Ciò nondimeno un intervento mirato sui meccanismi di funzionamento delle istituzioni potrebbe determinare gli effetti desiderati, a patto che alcune condizioni siano rispettate. In primo luogo, data per scontata la chiarezza degli obiettivi perseguiti, vi deve essere un nesso di consequenziarietà tra gli interventi messi in campo e i risultati che si vogliono raggiungere, ad esempio la sempre evocata stabilità degli esecutivi. In secondo luogo va considerato che un diverso quadro di regole costituzionali potrà innescare positive dinamiche a livello di sistema solamente se le forze politiche saranno disposte ad assecondare il cambiamento determinato dal nuovo assetto normativo con comportamenti che, adattandosi al mutato contesto, migliorino la “resa” della macchina. Si tratta di comportamenti che, se reiterati nel tempo, potranno dare luogo a convenzioni o a consuetudini costituzionali che, colmando le inevitabili lacune del tessuto normativo, contribuiranno a metterne a fuoco il significato alla luce delle finalità sottese al procedimento di revisione costituzionale.

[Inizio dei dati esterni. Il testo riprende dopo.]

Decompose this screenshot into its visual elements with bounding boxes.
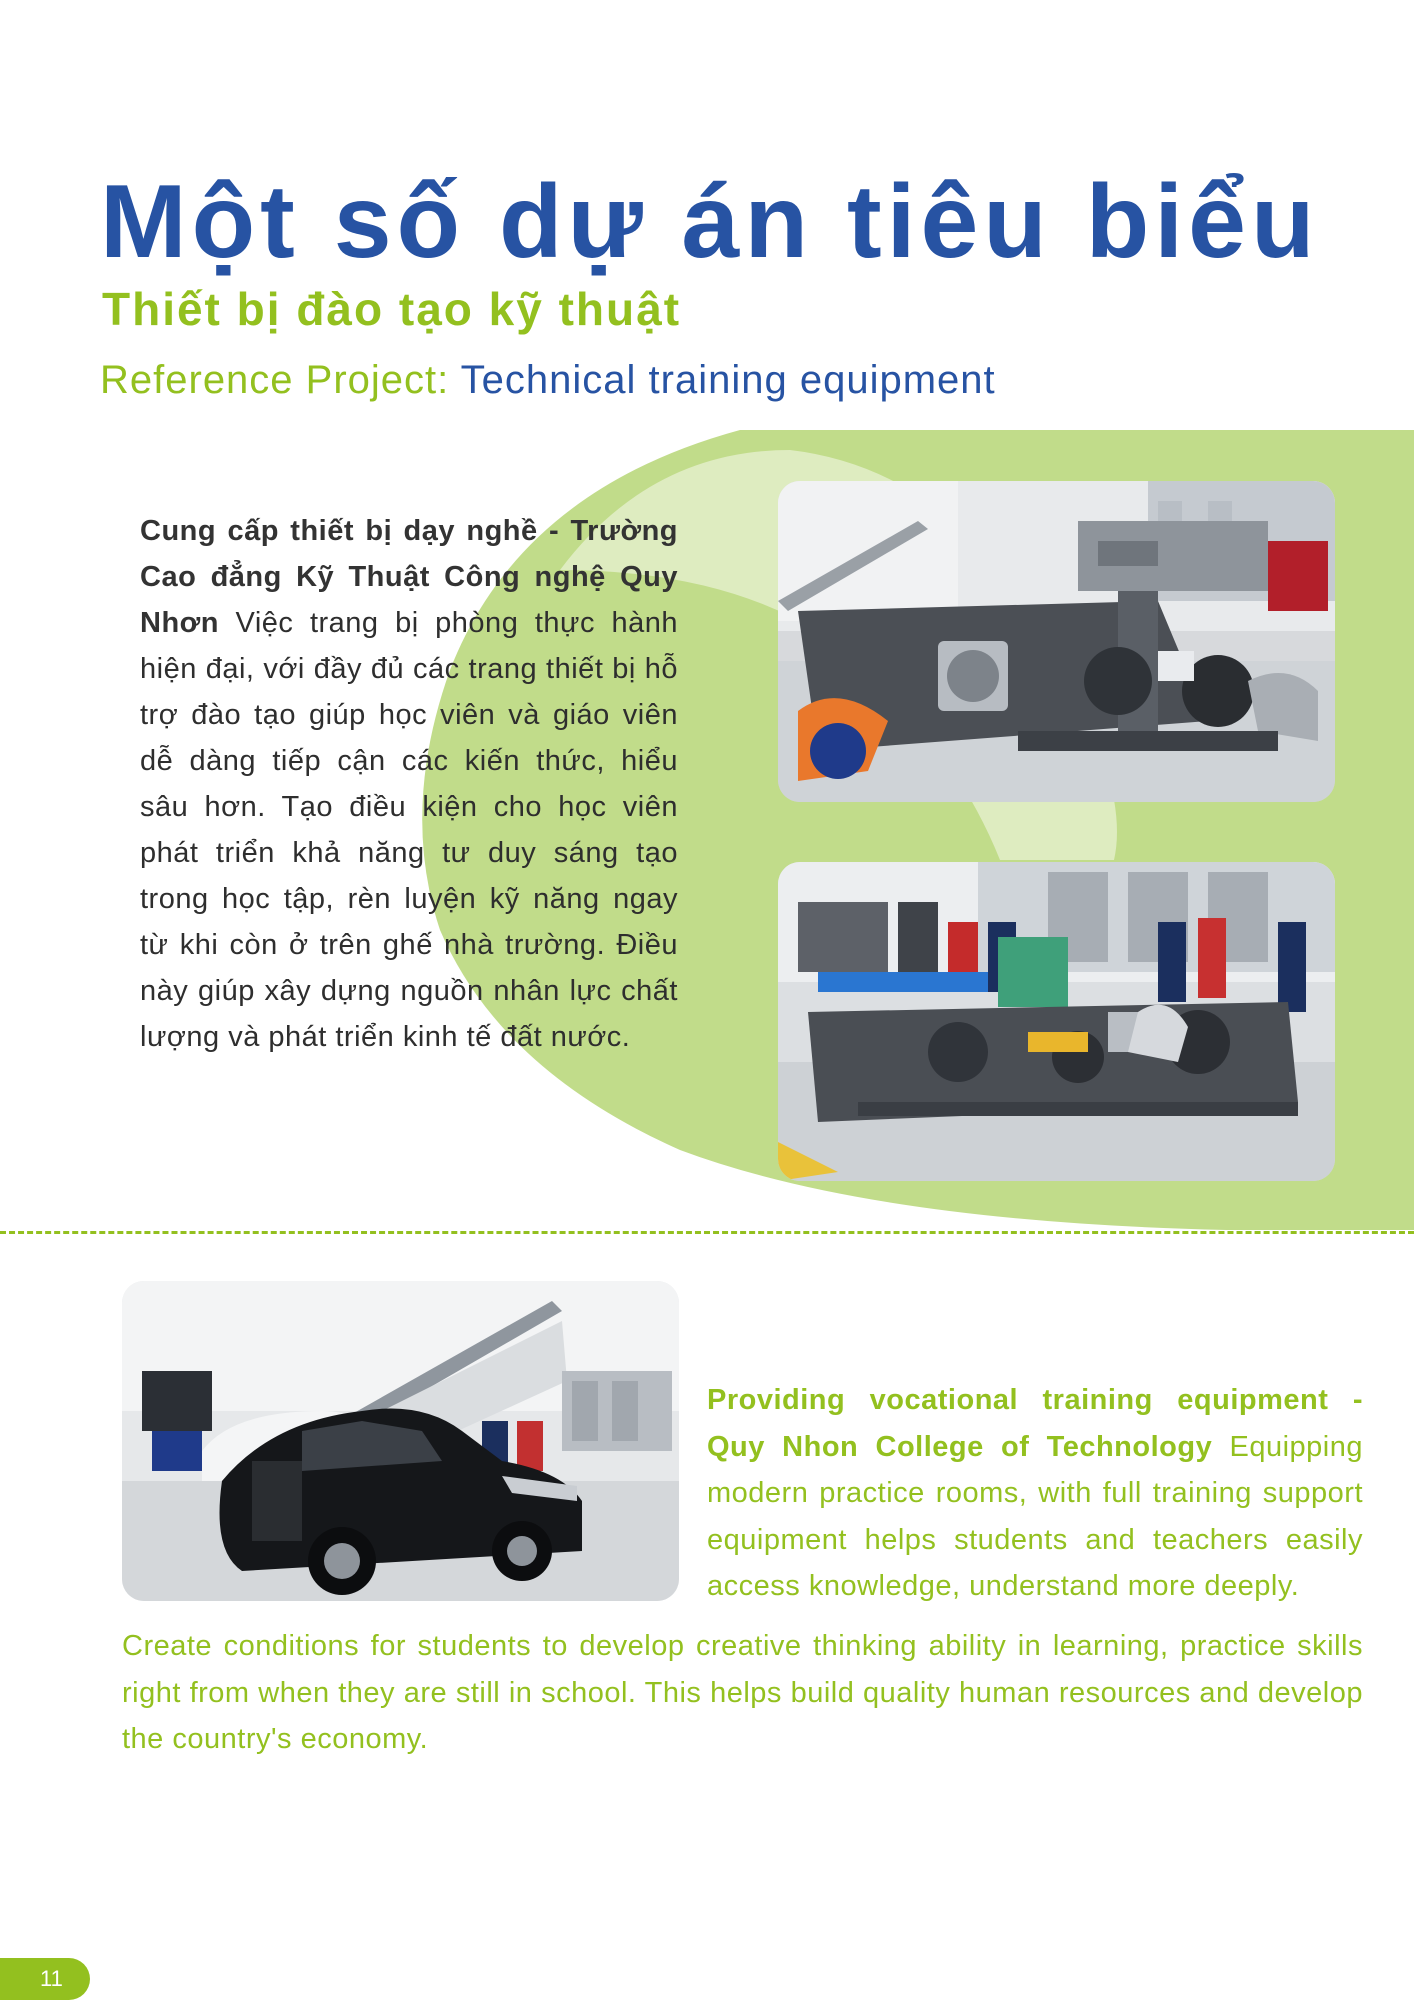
vietnamese-body: Việc trang bị phòng thực hành hiện đại, với đầy đủ các trang thiết bị hỗ trợ đào tạo giúp học viên và giáo viên dễ dàng tiếp cận các kiến thức, hiểu sâu hơn. Tạo điều kiện cho học viên phát triển khả năng tư duy sáng tạo trong học tập, rèn luyện kỹ năng ngay từ khi còn ở trên ghế nhà trường. Điều này giúp xây dựng nguồn nhân lực chất lượng và phát triển kinh tế đất nước. xyxy=(140,607,678,1053)
english-bold-lead: Providing vocational training equipment - Quy Nhon College of Technology xyxy=(707,1384,1363,1463)
page-subtitle: Thiết bị đào tạo kỹ thuật xyxy=(102,283,682,335)
reference-label: Reference Project: xyxy=(100,358,461,402)
page-title: Một số dự án tiêu biểu xyxy=(100,164,1320,280)
vietnamese-bold-lead: Cung cấp thiết bị dạy nghề - Trường Cao đẳng Kỹ Thuật Công nghệ Quy Nhơn xyxy=(140,515,678,639)
english-description xyxy=(707,1377,1363,1610)
page-number: 11 xyxy=(40,1966,63,1991)
reference-line xyxy=(100,360,996,400)
english-body: Equipping modern practice rooms, with full training support equipment helps students and teachers easily access knowledge, understand more deeply. xyxy=(707,1430,1363,1602)
workshop-photo-2 xyxy=(778,862,1335,1181)
vietnamese-description xyxy=(140,508,678,1060)
english-continuation: Create conditions for students to develop creative thinking ability in learning, practice skills right from when they are still in school. This helps build quality human resources and develop the country's economy. xyxy=(122,1630,1363,1755)
workshop-photo-3 xyxy=(122,1281,679,1601)
dashed-divider xyxy=(0,1231,1414,1234)
reference-value: Technical training equipment xyxy=(460,358,996,402)
workshop-photo-1 xyxy=(778,481,1335,802)
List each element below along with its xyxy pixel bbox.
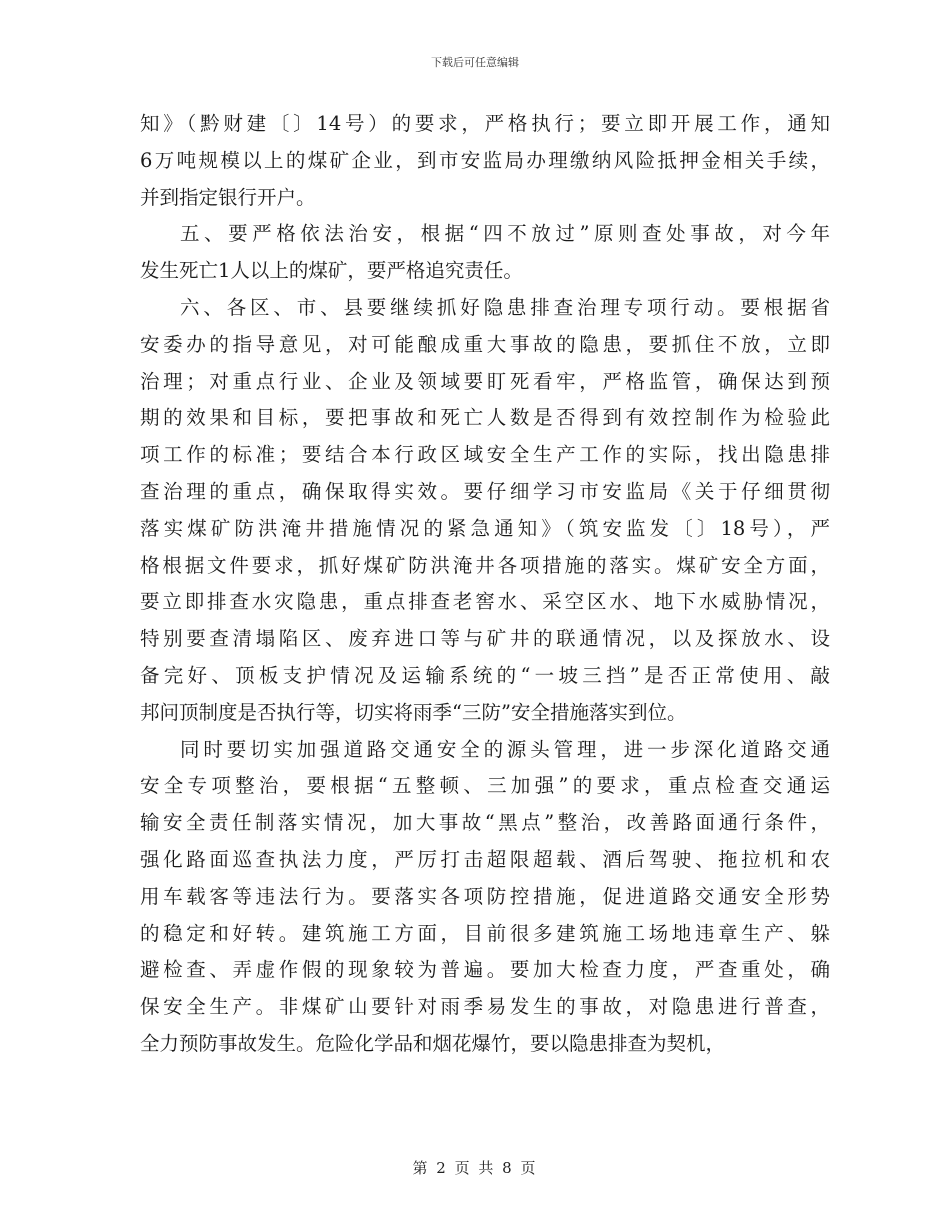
text-line: 强化路面巡查执法力度，严厉打击超限超载、酒后驾驶、拖拉机和农	[140, 847, 830, 871]
text-line: 保安全生产。非煤矿山要针对雨季易发生的事故，对隐患进行普查，	[140, 995, 830, 1019]
text-line: 并到指定银行开户。	[140, 185, 316, 209]
paragraph	[140, 290, 830, 732]
text-line: 要立即排查水灾隐患，重点排查老窖水、采空区水、地下水威胁情况，	[140, 590, 830, 614]
text-line: 知》（黔财建〔〕14号）的要求，严格执行；要立即开展工作，通知	[140, 112, 830, 135]
document-body	[140, 106, 830, 1063]
text-line: 治理；对重点行业、企业及领域要盯死看牢，严格监管，确保达到预	[140, 369, 830, 393]
text-line: 特别要查清塌陷区、废弃进口等与矿井的联通情况，以及探放水、设	[140, 627, 830, 651]
text-line: 用车载客等违法行为。要落实各项防控措施，促进道路交通安全形势	[140, 884, 830, 908]
text-line: 格根据文件要求，抓好煤矿防洪淹井各项措施的落实。煤矿安全方面，	[140, 553, 830, 577]
text-line: 输安全责任制落实情况，加大事故“黑点”整治，改善路面通行条件，	[140, 811, 830, 835]
text-line: 项工作的标准；要结合本行政区域安全生产工作的实际，找出隐患排	[140, 443, 830, 467]
text-line: 全力预防事故发生。危险化学品和烟花爆竹，要以隐患排查为契机，	[140, 1031, 726, 1055]
text-line: 同时要切实加强道路交通安全的源头管理，进一步深化道路交通	[180, 737, 830, 761]
paragraph	[140, 216, 830, 290]
header-note: 下载后可任意编辑	[431, 56, 519, 69]
text-line: 查治理的重点，确保取得实效。要仔细学习市安监局《关于仔细贯彻	[140, 479, 830, 503]
text-line: 邦问顶制度是否执行等，切实将雨季“三防”安全措施落实到位。	[140, 700, 687, 724]
text-line: 6万吨规模以上的煤矿企业，到市安监局办理缴纳风险抵押金相关手续，	[140, 148, 830, 172]
text-line: 避检查、弄虚作假的现象较为普遍。要加大检查力度，严查重处，确	[140, 958, 830, 982]
paragraph	[140, 106, 830, 216]
text-line: 安委办的指导意见，对可能酿成重大事故的隐患，要抓住不放，立即	[140, 332, 830, 356]
paragraph	[140, 732, 830, 1063]
text-line: 六、各区、市、县要继续抓好隐患排查治理专项行动。要根据省	[180, 295, 830, 319]
text-line: 落实煤矿防洪淹井措施情况的紧急通知》（筑安监发〔〕18号），严	[140, 516, 830, 540]
text-line: 的稳定和好转。建筑施工方面，目前很多建筑施工场地违章生产、躲	[140, 921, 830, 945]
text-line: 安全专项整治，要根据“五整顿、三加强”的要求，重点检查交通运	[140, 774, 830, 798]
text-line: 五、要严格依法治安，根据“四不放过”原则查处事故，对今年	[180, 222, 830, 246]
page-number: 第 2 页 共 8 页	[412, 1159, 538, 1177]
text-line: 发生死亡1人以上的煤矿，要严格追究责任。	[140, 259, 523, 283]
text-line: 期的效果和目标，要把事故和死亡人数是否得到有效控制作为检验此	[140, 406, 830, 430]
text-line: 备完好、顶板支护情况及运输系统的“一坡三挡”是否正常使用、敲	[140, 663, 830, 687]
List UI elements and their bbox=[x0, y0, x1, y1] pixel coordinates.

In definitiva il nuovo quadro di norme, seppure imprescindibile, non esaurisce certo l’intero processo di revisione costituzionale, che conosce un prima – costituito dalla fase progettuale che deve tenere conto delle particolarità del nostro sistema istituzionale – e un dopo – dato dal recepimento del nuovo quadro normativo da parte del sistema politico –, momenti questi non eludibili nella prospettiva di una realizzazione compiuta del disegno riformatore.